Chinese delivery giant Meituan has joined the crowded field of open-source artificial intelligence (AI) models, unveiling its own system called LongCat-Flash-Chat Monday across GitHub, Hugging Face and its official website, reports Caixin. The model, nicknamed “LongCat” in Chinese as “龙猫,” uses a Mixture-of-Experts (MoE) architecture with 560 billion total parameters, of which only 18.6 billion to 31.3 billion are activated at a time. While it does not feature reasoning capabilities, Meituan said LongCat-Flash-Chat delivers performance comparable to leading models while activating fewer parameters, excelling especially in agent-based tasks.
On Nvidia H800 chips, LongCat-Flash achieved generation speeds of 100 tokens per second, with output costs as low as RMB 5 ($0.69) per million tokens.
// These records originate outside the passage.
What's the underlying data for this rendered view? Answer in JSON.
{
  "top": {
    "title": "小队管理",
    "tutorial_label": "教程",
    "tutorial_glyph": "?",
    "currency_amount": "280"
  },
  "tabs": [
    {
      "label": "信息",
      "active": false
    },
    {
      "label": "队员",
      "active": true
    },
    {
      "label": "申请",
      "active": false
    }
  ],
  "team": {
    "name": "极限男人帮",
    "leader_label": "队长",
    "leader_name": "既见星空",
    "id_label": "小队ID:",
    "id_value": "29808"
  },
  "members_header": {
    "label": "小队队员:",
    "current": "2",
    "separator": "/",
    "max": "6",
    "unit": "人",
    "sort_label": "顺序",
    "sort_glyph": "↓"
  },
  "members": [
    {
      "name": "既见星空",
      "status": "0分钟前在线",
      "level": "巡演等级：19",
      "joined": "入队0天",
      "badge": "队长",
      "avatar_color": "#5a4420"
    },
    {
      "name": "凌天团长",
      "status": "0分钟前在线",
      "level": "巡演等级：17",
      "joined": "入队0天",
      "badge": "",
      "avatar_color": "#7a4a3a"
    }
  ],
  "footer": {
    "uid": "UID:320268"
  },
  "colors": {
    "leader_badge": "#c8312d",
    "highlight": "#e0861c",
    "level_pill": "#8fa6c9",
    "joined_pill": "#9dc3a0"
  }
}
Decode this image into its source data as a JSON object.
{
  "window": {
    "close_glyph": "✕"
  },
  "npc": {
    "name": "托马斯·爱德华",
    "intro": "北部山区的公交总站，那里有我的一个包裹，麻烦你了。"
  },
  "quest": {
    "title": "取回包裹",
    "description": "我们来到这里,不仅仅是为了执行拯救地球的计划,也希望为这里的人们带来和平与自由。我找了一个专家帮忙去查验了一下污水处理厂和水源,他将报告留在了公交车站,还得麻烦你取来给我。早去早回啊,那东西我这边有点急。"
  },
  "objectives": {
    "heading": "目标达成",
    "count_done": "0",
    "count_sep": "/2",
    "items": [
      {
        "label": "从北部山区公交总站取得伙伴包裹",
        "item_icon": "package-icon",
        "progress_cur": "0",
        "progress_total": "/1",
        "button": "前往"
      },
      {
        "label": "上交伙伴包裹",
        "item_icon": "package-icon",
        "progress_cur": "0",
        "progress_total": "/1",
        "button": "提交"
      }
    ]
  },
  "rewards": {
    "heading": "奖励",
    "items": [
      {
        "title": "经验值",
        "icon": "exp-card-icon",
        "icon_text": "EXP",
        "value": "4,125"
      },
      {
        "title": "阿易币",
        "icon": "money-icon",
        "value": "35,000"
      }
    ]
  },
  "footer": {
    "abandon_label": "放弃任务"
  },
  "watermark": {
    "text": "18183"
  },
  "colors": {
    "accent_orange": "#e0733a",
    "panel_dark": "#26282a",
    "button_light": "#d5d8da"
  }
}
Meituan also published benchmark comparisons against rivals including DeepSeek, Alibaba’s Qwen, Moonshot’s Kimi, Google’s Gemini, OpenAI’s GPT and Anthropic’s Claude.
The results showed LongCat-Flash outperforming several mainstream models in agentic benchmarks such as τ2-Bench and VitaBench, ranking above DeepSeek V3.1, Kimi-K2, GPT-4.1 and Google Gemini 2.5 Flash. In coding tasks, however, it lagged behind DeepSeek, Kimi-K2 and Anthropic’s Claude Sonnet, though still surpassed GPT-4.1 and Gemini’s lighter version.